Dalam kesempatan itu, Ketua Harian YAICI, Arif Hidayat, SE., MM, juga menyampaikan survey terhadap persepsi masyarakat terhadap kental manis di Jawa Timur, NTT, dan Maluku, yaitu 1 dari 7 balita minum SKM/KKM setiap hari, sementara 8% memberikan > 1 gelas/hari. Sementara itu 24% Ibu tidak tau SKM berbahaya untuk balita

YAICI dan Muslimat NU

Blusukan Kampung Sidoarjo bersama YAICI dan Muslimat NU

 

Minggu siang itu saya bersama rombongan menuju Jalan Gajah Mada Panjunan untuk menemui adik Zahra yang mengidap Cerebral Palsy. Diketahu, pada usia 3 tahun Zahra mengalami demam tinggi. Saat itu Zahra tidak langsung dibawa ke dokter, 3 bulan kemudian dokter menyatakan Zahra mengalami Cerebral Palsy.
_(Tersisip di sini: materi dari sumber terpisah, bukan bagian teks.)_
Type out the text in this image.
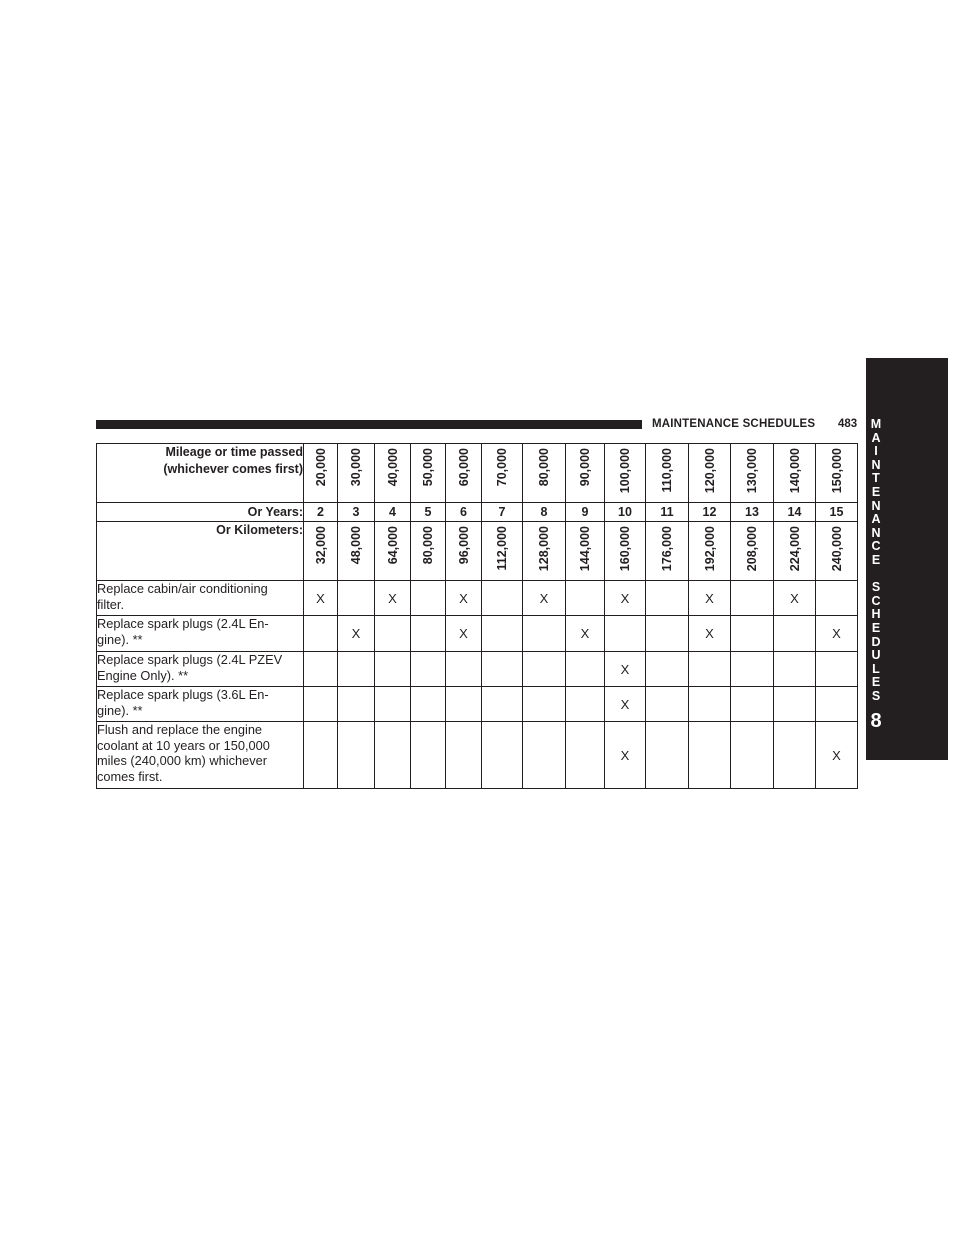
MAINTENANCE SCHEDULES 483	M
A
I
N
T
E
N
A
N
C
E
S
C
H
E
D
U
L
E
S
8
Mileage or time passed
(whichever comes first)	20,000	30,000	40,000	50,000	60,000	70,000	80,000	90,000	100,000	110,000	120,000	130,000	140,000	150,000
Or Years:	2	3	4	5	6	7	8	9	10	11	12	13	14	15
Or Kilometers:	32,000	48,000	64,000	80,000	96,000	112,000	128,000	144,000	160,000	176,000	192,000	208,000	224,000	240,000

Replace cabin/air conditioning
filter.	X		X		X		X		X		X		X	

Replace spark plugs (2.4L En-
gine). **		X			X			X			X			X

Replace spark plugs (2.4L PZEV
Engine Only). **									X					

Replace spark plugs (3.6L En-
gine). **									X					

Flush and replace the engine
coolant at 10 years or 150,000
miles (240,000 km) whichever
comes first.									X					X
Pengakuan sang Ibu, Zahra mendapat Asi selama 3 tahun dan imunisasinya lengkap. Hanya saja diakui kalau saat hamil kurang memantau perkembangan janinnya.

Usai menjenguk Zahra, perjalanan kami dilanjutkan menuju jalan Merpati, Larangan, Sidoarjo untuk bertemu dengan Alvino.

Alvino berusia 3 tahun. Sekilas sih seperti anak normal, masalah yang dialami adalah tidak mau makan nasi. Lepas dari Asi, Alvino memang dikasih susu formula, sejak itu Ia lebih suka jajan dan makan-makanan yang manis.

Ketika disodori SKSM sachet, Alvino menunjuk kemasan berwarna cokelat

SKM Bukan Susu

Mengapa kental manis bahaya diberikan kepada anak-anak?

Sebab kandungan gulanya sangat tinggi yang menyebabkan anak-anak cepat kenyang sehingga tidak mau menikmati makanan lain yang lebih banyak kandungan nutrisinya. Efek buruk bagi mereka adalah ancaman mengidap penyakit kronis seperti diabetes, jantung atau stroke.

Kesimpulannya, Susu Kental Manis merupakan produk pelengkap makanan dan tidak dianjurkan diseduh dengan air lalu diminum, apalagi sampai dikonsumsi setiap hari. Jangankan buat anak-anak, buat orang dewasa SKM juga tidak disarankan. Ingat yah, karena SKM bukan susu!